Severus interrupted him again, trying to make his voice soothing. Vengeance on Potter’s parents might be sweet, but it was much more work than Severus had expected. Mollycoddling the boy was the last thing he wanted to do. “I didn’t mean to snap at you,” he said – he would not apologize directly to the brat. “It’s all right if you don’t understand. Just tell me what you didn’t understand and I’ll explain it again.”

The boy looked at him with wide eyes and Severus fought to keep his expression calm and reassuring. “I don’t … don’t, um … understand the part about eating, sir.”

Severus suppressed a sigh. “You are expected to eat food three times a day in the Great Hall, every day, and I will watch you to make sure that you do so. Is that clear enough for you to understand?”

“I …” the boy ducked his head to look at the floor again. “Are you … are you sure that there isn’t some mistake, sir?”

Severus waited, fixing his dark eyes on the nervous boy. Patience and silence and a damnable amount of mollycoddling, that’s what it would take to rescue the boy from the plight to which his lamentable parents had left him.

“I … I just mean … I don’t deserve it, sir … I … I don’t want Uncle Vernon to be angry with me, sir, I … I don’t mean to question you … I just … please …”

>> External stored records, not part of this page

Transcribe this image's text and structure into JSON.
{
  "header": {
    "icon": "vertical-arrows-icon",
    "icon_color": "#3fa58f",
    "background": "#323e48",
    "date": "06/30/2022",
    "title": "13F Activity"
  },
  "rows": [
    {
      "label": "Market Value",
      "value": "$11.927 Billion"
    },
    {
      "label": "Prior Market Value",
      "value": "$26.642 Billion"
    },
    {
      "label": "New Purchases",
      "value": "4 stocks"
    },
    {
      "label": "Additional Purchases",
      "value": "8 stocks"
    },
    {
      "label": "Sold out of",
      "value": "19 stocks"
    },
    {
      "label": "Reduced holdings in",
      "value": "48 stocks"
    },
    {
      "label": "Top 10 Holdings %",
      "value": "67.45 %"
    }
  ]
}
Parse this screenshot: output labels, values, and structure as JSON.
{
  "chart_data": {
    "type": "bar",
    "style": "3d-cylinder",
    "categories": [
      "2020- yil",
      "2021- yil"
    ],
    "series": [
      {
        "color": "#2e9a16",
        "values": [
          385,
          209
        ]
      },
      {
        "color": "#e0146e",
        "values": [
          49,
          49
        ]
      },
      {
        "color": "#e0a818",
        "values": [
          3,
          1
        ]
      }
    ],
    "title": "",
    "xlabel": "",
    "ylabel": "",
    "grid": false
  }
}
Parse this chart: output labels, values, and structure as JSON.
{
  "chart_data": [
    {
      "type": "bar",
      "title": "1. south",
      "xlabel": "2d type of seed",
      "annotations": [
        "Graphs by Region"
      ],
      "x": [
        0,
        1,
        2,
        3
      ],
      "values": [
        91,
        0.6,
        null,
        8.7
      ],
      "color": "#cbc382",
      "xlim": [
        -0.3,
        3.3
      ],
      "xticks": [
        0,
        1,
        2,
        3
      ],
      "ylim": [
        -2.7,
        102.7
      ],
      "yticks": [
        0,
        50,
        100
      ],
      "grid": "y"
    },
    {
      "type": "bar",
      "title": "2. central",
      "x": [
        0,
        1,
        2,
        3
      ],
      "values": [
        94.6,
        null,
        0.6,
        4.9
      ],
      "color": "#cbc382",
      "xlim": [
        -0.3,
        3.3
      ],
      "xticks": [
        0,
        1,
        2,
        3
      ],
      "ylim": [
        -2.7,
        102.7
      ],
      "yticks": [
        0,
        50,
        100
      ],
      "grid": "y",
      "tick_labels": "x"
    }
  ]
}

Severus interrupted the boy before his incoherence could descend into babbling. “You must understand that the food provided at Hogwarts is for all of the students, including you, Mr. Potter. There is no question about any of them deserving or not deserving food. It is – it is expected that you will eat the food that is provided for you. Your uncle will not be angry with you for eating, I am sure.”

The Potter brat trembled and shook his head. Severus tried another approach. “Your uncle will never know about it,” he said. “Is he the only thing that is stopping you from eating?”

Another darting glance from huge green eyes and the boy clutched at the arms of the chair. “He said – he said that freaks like me don’t deserve to eat.”

With slow, unthreatening movements, Severus leaned across the desk toward Potter. “He was wrong. He was wrong, do you understand me?”

The boy looked up and held Severus’s gaze for a full moment. Then, slowly, he nodded. “Yes, sir,” he said.

Severus leaned back in his chair again. “That’s very good, Mr. Potter. That will be all for now – I think that we will need to have another discussion in a few days, but until then, remember that I will be watching you to ensure that you are eating proper meals.”

The boy nodded and slipped out of Severus’s office, needing to open the door only a sliver in order to slide his thin body out of the room. Severus heard his footsteps echo in the hallway in a frantic beat that indicated that the boy was running.

Severus allowed his body to slip out of its rigid perfect posture and slumped at his desk, his head coming to rest in his hands. This was the brat who was meant to save them all – this shy, flinching waif. He sighed. It would take a lot of work to turn this boy into a savior.